Serious economists do their own work
Rachel Reeves' book on female economists passes other people's work as her own; she falls well short of those economists' intellectual rigour
Rachel Reeves was described by Mark Carney as a “serious economist”. Given Mark Carney’s role in trashing the pound and giving us our current cost-of-living woes, that’s not the terrific endorsement that Reeves might think. It’s like being called a “trustworthy fund manager” by Bernie Madoff, or a “wonderful humorist” by Roderick Spode.
Anyway. She’s written a book extolling the contribution of various female economists. It won’t surprise anyone that she’s keen on leftist economists and there doesn’t seem to be a mention of Rose Friedman, Victoria Curzon-Price or Harriet Taylor Mill.
It’s reported here that Reeves’ book has a number of passages that she didn’t actually write. Now that’s serious. Rachel Reeves caught plagiarising
Her office and publisher both reject this claim (my emphasis added)
A spokesperson told the FT: “We strongly refute the accusation that has been put to us by this newspaper.
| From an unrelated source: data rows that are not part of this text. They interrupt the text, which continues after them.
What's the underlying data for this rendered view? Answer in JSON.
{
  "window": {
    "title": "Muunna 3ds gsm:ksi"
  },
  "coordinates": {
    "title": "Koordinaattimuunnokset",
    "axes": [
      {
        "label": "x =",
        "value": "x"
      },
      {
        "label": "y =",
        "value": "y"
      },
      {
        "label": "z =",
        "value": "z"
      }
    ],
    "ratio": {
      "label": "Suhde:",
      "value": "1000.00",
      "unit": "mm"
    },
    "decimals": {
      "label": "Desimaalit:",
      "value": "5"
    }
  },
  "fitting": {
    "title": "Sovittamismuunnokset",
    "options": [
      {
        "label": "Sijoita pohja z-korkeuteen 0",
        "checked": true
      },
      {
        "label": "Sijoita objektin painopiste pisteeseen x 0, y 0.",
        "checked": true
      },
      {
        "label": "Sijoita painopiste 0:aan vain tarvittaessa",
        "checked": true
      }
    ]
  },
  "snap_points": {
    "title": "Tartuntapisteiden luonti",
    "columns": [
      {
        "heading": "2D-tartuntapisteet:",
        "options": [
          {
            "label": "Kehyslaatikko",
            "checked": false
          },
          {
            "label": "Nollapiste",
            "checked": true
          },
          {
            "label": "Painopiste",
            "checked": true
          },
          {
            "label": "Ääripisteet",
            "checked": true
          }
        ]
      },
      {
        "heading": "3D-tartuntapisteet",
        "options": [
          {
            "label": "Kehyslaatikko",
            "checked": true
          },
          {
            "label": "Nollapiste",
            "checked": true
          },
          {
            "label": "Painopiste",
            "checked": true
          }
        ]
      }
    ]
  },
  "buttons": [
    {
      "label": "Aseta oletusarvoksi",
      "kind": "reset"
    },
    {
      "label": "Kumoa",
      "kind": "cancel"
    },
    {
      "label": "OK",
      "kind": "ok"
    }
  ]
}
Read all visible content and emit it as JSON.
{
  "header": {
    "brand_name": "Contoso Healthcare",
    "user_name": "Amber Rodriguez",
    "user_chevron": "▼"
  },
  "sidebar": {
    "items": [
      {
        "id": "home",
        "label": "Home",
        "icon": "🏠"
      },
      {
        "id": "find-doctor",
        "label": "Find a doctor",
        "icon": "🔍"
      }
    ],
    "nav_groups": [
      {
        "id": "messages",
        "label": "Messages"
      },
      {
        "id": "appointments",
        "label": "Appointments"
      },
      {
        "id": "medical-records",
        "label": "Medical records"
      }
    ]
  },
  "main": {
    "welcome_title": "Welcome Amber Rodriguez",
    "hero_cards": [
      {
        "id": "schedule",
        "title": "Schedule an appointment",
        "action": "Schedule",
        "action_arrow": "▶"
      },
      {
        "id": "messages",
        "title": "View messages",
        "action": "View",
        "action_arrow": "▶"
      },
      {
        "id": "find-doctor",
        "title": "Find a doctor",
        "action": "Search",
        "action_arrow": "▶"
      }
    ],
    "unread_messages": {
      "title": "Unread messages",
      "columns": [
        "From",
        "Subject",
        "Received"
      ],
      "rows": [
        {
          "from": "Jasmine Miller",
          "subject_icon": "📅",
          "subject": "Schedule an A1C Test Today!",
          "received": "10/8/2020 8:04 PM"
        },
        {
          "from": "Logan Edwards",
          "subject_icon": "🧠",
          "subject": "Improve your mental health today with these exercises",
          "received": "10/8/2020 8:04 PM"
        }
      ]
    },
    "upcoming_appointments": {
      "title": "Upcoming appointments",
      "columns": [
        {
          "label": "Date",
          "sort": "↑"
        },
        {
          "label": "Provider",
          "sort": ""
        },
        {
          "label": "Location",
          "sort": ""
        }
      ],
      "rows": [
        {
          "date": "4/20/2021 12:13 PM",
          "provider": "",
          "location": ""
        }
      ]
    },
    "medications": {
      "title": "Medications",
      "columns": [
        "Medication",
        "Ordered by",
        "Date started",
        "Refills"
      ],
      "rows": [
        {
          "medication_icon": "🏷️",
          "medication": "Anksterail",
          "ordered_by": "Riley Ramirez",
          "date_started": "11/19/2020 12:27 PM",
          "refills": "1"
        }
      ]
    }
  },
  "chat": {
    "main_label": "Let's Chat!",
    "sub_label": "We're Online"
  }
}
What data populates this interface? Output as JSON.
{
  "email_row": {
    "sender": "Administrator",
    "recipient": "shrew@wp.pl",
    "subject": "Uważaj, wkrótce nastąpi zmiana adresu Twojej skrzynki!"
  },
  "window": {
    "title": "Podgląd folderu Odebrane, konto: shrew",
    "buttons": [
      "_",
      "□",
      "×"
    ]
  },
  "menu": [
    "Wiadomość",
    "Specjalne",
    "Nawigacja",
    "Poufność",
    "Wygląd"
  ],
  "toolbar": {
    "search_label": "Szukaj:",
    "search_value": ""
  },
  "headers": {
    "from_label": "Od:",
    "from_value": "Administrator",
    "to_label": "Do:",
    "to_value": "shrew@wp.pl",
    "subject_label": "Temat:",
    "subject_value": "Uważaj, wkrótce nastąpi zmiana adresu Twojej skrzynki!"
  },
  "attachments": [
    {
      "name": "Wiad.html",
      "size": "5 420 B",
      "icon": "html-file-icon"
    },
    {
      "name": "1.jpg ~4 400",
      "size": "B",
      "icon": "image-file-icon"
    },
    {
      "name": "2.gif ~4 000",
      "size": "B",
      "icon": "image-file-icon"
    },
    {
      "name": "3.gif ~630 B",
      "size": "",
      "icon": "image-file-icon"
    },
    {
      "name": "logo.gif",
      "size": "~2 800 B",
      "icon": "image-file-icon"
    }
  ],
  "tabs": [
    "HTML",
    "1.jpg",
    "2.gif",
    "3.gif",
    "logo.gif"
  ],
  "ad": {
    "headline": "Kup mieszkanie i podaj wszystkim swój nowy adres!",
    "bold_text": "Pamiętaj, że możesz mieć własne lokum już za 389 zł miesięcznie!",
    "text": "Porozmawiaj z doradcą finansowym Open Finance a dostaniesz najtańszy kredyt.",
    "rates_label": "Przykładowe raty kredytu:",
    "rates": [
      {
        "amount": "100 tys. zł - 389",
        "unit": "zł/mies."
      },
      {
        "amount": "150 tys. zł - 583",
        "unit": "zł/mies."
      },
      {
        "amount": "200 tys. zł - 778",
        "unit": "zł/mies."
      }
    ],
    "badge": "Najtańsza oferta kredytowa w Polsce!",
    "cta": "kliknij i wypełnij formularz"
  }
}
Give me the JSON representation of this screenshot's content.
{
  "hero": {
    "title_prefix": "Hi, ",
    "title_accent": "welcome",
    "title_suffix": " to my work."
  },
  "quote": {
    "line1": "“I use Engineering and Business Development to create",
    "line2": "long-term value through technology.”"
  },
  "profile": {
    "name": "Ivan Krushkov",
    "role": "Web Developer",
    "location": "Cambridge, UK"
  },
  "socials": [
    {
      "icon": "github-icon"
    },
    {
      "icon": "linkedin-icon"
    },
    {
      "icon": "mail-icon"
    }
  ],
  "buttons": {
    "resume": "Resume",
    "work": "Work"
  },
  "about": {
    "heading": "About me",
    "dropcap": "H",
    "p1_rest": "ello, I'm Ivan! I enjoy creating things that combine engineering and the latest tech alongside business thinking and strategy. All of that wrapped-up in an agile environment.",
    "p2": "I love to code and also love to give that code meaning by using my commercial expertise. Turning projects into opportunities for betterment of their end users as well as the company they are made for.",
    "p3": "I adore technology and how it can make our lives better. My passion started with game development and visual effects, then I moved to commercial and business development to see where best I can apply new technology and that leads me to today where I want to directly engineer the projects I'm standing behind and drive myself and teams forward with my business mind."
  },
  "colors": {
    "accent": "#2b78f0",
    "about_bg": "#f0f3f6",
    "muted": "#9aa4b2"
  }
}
These were inadvertent mistakes and will be rectified in future reprints.”
Basic Books pointed out that the book includes a bibliography from more than 200 sources. It told the FT: “Where facts are taken from multiple sources, no author would be expected to reference each and every one.”
Sorry, Basic Books, but that’s exactly what authors are expected to do. Especially serious ones. And to the “spokesperson” are we to take it that “inadvertent mistakes” are the hallmark of Rachel Reeves’ homework? That seems less-than-serious.
What we’d really like Reeves to publish, instead of unoriginal won’t-be-read books, is her serious “stress tests” regarding the effect of VAT and business rates on school fees, supposedly “proving” that Labour will raise the £1.7bn they claim. Seriously. If these stress tests exist, why shouldn’t they be published? What methodology was used? What are Labour’s assumptions? What are the risks if people don’t behave as Labour require?
Currently, Labour is sulking in the red corner refusing to engage or consult on the realities of their car-crash VAT policy. Voters might wonder if there’s really a pot of tax gold under the independent school rainbow….or whether instead there are serious risks of pupil migration, state school overload, increased waiting lists at “posh” top state schools, job losses….and seriously reduced tax receipts as I have described here and here; also here.
In the absence of serious engagement by Reeves on the risks, voters might conclude that, rather than a practical, honest and “fair” (yuck) policy that helps poorer state school parents, this is instead a cynical, class-warfare ploy that benefits nothing and nobody except the hard-left authoritarian wing of Labour. Is Labour really, yet again, (after Thatcher, Major and Blair’s successes, and after four consecutive rejections since 2010) trying to sell raw socialism?
Whatever Mark Carney says, neither plagiarists, nor economists who refuse to publish their working, deserve to be taken seriously.